Mourning Humanity
"The presence of the Turks here shows their shame is all over them, otherwise they wouldn't be here. What brainless idiot let them assemble here? I'm deeply disturbed by the presence of antagonists like this on Parliament Hill."
(former) Toronto-area Liberal MP Jim Karygiannis
"Many historians dispute Armenian claims. No court has ever ruled that this was indeed a case of genocide ... Millions perished in [the dying days of the Ottoman Empire], not just Armenians, but many others; Turks, Kurds, Muslims. Is it consistent with Canadian values ... to single out only one ethnic group's loss?"
Canadian academic of Turkish ethnicity
Multiculturalism Minister Jason Kenney declared that the Canadian Museum of Human Rights located in Winnipeg is prepared to feature a permanent exhibit focusing on the 1914 slaughter that the Armenians mourn as Medz Yeghern. So, most certainly, Canada does indeed, along with other nations, more dedicated to commemorating the dead than to avoidance of offending Turkey with their recognition of history, single out not only one, but many ethnic groups' losses.
The strange thing about these official recognitions of the horrors of genocidal atrocities committed by one adversarial group against another is that when the recognition is given an official stamp of recognition, one could be forgiven for assuming that there will be universal compassion and outrage over man's inhumanity to man, but such is not necessarily the case.
Dachau |
For while, for example, the Holocaust which represented an institutionalized, well-planned and coldly executed annihilation of Europe's Jews as a singular act of evil, its recognition as such makes other groups who have suffered similar, but yet not quite too similar atrocities bristle with indignation. As though recognizing the horrors of mass extermination through the lens of a particular event in world history minimizes the others that have also taken place.

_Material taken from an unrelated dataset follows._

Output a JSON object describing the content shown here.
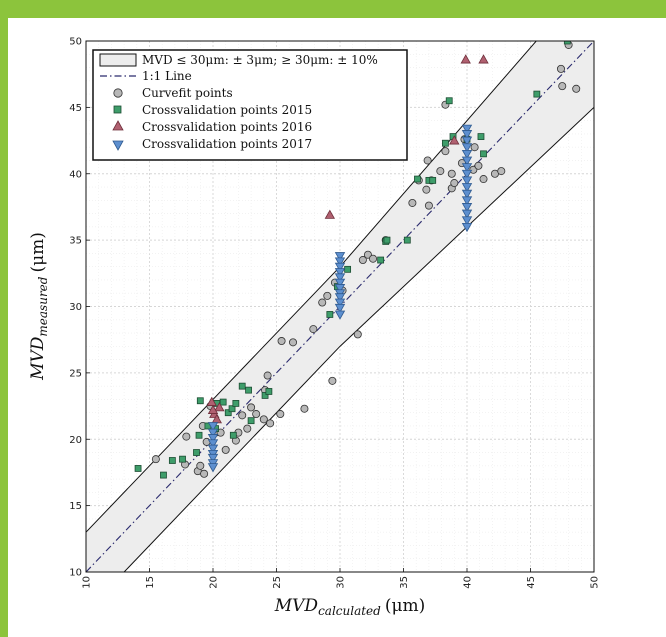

Some Ukrainian Canadians have lodged complaints of the prominence of the Jewish Holocaust over other genocides. The Ukrainian Holdomor under the Soviet famine of the early 1930s led to the deaths of millions of Ukrainian families through a deliberate enforced strategy of starvation imposed on Ukrainian peasants, on the part of the Soviet hierarchy.
There is the syndrome of 'my suffering was greater than yours'. Pol Pot's extermination of 25% of the population of Cambodia in a political/ideological/social re-engineering of society reminiscent of the millions of Russian intellectuals, professionals, academics who defied Stalin's Soviet authority under Communist rule, reflected the Cambodian genocide. Then there is Rwanda, where in the space of months one ethnic tribe massacred another.
The same relentless, hostile-to-humanity ideology rules North Korea which under the Kim dynasty has been slowly re-engineering their society from cradle to grave in a worship of a cult-like figure portraying himself as all-powerfully vindictive, but entitled through his quasi-godlike qualities as the 'father-benefactor' of 'his' people, most of whom struggle with the condition the Kim reign imposes on the country, of gulags and mass starvation.
Each one of these atrocities counting enormously beyond mere human understanding of the abysmal failure of the human animal to reach its collective potential as other than tribal, clannish genocidaires.